This article originally appeared in “97 Things Every Cloud Engineer Should Know” edited by Emily Freeman and Nathen Harvey, 2021 O’Reilly Media

Infrastructure is important. Infrastructure and application code are equally critical to success as a cloud engineer. Most engineers either choose the correct runtime environment or iterate through runtime environments until they find the appropriate one for their application. How you provision, deploy, and recover whatever infrastructure you use is equally critical to choosing the appropriate runtime. Designing, architecting, developing and deploying applications are absolutely the sweet spot for most cloud engineers. Error reporting, debugging, logging and logs aggregation, and alerting generally are easily baked in when working on a major cloud platform or working with common toolsets. One of the greatest advantages to working in the cloud is the plethora of managed services and tools readily available to meet those challenges! Cloud is awesome! That’s a knife that cuts both ways however. Managed services that are easily turned on can be easily and accidentally turned off. A managed database or a function running on serverless can be inadvertently dropped. And if you are provisioning and deploying those resources by hand or via shell scripts, they can introduce unnecessary toil into your downtime recovery and remediation strategies. And NOBODY wants toil. Using managed services is a great strategy. Treating managed services as infrastructure, and defining them using declarative and idempotent tools is an even better strategy. Define and declare your infrastructure as code, check that code into your version control system of choice, and peer review that code before changes make it into your live systems. This will save you downtime, heartburn, and headaches.

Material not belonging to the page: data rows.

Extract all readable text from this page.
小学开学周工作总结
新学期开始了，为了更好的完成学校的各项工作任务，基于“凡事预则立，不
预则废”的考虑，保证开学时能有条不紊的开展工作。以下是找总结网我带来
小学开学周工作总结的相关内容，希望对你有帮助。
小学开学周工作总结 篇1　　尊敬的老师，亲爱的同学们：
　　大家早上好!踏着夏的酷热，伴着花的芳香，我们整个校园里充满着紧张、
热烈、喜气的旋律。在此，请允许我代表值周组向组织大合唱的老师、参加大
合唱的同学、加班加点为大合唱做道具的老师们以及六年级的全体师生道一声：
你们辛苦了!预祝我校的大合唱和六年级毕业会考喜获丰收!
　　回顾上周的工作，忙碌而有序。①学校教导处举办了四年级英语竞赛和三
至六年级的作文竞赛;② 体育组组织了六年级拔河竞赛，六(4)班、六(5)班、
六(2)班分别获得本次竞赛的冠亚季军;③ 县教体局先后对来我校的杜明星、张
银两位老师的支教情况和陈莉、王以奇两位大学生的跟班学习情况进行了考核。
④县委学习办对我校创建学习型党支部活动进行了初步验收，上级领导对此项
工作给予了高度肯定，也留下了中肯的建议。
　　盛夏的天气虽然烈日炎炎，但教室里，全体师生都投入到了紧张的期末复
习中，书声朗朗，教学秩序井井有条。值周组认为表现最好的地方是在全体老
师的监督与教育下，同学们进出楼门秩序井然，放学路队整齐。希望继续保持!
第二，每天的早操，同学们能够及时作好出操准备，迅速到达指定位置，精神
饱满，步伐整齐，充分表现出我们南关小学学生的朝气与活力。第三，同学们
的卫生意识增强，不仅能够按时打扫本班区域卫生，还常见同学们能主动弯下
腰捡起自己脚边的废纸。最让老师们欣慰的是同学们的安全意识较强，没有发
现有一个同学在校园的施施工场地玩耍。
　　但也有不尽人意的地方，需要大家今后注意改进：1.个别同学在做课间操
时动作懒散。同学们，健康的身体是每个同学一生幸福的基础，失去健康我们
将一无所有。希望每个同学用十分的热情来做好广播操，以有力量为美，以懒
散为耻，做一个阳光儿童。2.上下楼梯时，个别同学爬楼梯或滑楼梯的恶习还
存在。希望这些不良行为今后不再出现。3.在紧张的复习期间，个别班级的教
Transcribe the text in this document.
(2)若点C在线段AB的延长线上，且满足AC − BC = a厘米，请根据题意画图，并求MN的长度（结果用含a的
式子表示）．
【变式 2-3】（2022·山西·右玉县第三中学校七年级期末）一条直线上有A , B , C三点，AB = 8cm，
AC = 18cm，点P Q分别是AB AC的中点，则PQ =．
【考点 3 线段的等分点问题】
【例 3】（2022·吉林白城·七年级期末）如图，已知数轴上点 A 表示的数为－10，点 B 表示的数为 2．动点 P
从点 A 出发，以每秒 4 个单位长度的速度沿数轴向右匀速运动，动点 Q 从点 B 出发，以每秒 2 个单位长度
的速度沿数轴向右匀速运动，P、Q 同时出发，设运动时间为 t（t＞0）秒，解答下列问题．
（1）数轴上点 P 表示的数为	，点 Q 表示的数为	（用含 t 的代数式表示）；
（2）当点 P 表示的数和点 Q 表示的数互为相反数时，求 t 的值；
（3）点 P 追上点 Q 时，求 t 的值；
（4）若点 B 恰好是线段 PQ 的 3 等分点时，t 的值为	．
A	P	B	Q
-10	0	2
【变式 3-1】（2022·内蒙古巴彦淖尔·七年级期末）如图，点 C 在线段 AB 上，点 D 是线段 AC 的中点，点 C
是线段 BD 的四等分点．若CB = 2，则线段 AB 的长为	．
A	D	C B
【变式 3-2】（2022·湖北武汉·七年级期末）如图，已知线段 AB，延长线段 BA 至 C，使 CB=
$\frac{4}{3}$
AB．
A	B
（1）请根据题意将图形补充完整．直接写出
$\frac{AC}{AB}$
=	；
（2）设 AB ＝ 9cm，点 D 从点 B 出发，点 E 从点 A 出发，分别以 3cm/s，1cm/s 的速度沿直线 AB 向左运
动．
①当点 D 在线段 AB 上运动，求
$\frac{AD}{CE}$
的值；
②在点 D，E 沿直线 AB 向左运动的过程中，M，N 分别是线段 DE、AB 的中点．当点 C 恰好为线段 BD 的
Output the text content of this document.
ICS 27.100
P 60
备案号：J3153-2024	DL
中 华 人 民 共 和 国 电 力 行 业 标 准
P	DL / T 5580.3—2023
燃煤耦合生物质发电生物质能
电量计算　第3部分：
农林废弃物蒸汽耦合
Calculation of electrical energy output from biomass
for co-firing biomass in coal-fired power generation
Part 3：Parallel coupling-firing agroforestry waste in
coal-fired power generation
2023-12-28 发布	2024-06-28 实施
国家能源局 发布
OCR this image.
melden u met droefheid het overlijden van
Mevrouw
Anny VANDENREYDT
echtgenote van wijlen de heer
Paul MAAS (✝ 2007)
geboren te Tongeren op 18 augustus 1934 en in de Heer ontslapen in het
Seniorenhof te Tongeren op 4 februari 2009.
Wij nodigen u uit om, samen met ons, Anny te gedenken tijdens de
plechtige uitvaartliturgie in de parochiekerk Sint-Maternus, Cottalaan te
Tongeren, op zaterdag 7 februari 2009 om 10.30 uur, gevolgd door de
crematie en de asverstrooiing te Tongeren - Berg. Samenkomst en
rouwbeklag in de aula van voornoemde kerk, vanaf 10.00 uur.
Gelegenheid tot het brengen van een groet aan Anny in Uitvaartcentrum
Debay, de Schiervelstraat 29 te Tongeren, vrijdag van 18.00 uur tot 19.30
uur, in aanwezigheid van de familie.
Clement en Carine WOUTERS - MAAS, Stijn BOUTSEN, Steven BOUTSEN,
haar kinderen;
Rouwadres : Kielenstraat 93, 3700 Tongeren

There is a wide variety of infrastructure as code patterns and tools. The most basic form of IAC is to simply write shell scripts to create your infrastructure. This method is not optimal. Scripting infrastructure provisioning is imperative, lacks the benefits of parallelized execution and dependency management, and is just an scripted version of manual provisioning/deployment. Maintaining and debugging scripts introduces unnecessary toil into infrastructure. To avoid introducing all that potential toil, we can use IAC tools and methods that are declarative and idempotent. Each of the major public clouds offers their own IAC tooling. Amazon offers Cloud Formation, Google offers Cloud Deployment Manager, and Microsoft offers Azure Resource Manager. These IAC tools offer degrees of declaration and idempotency, but they all only work in their respective public clouds. As multi-cloud and hybrid cloud approaches become more common in the industry, this isn’t the direction we want engineers and SREs moving in.

Good IAC uses idempotency to create a diff between your code (desired state) and your current state and identify drift. Tools like terraform present this diff and then give you a ready to go remediation plan to bring your current state back into harmony with your desired state. Automating away infrastructure drift with IAC tools is essentially a superpower for cloud engineers! Cloud engineers that design, provision, deploy, and remediate efficiently and effectively build reputations as reliable and capable of delivering. Infrastructure as Code is a super power for cloud engineers!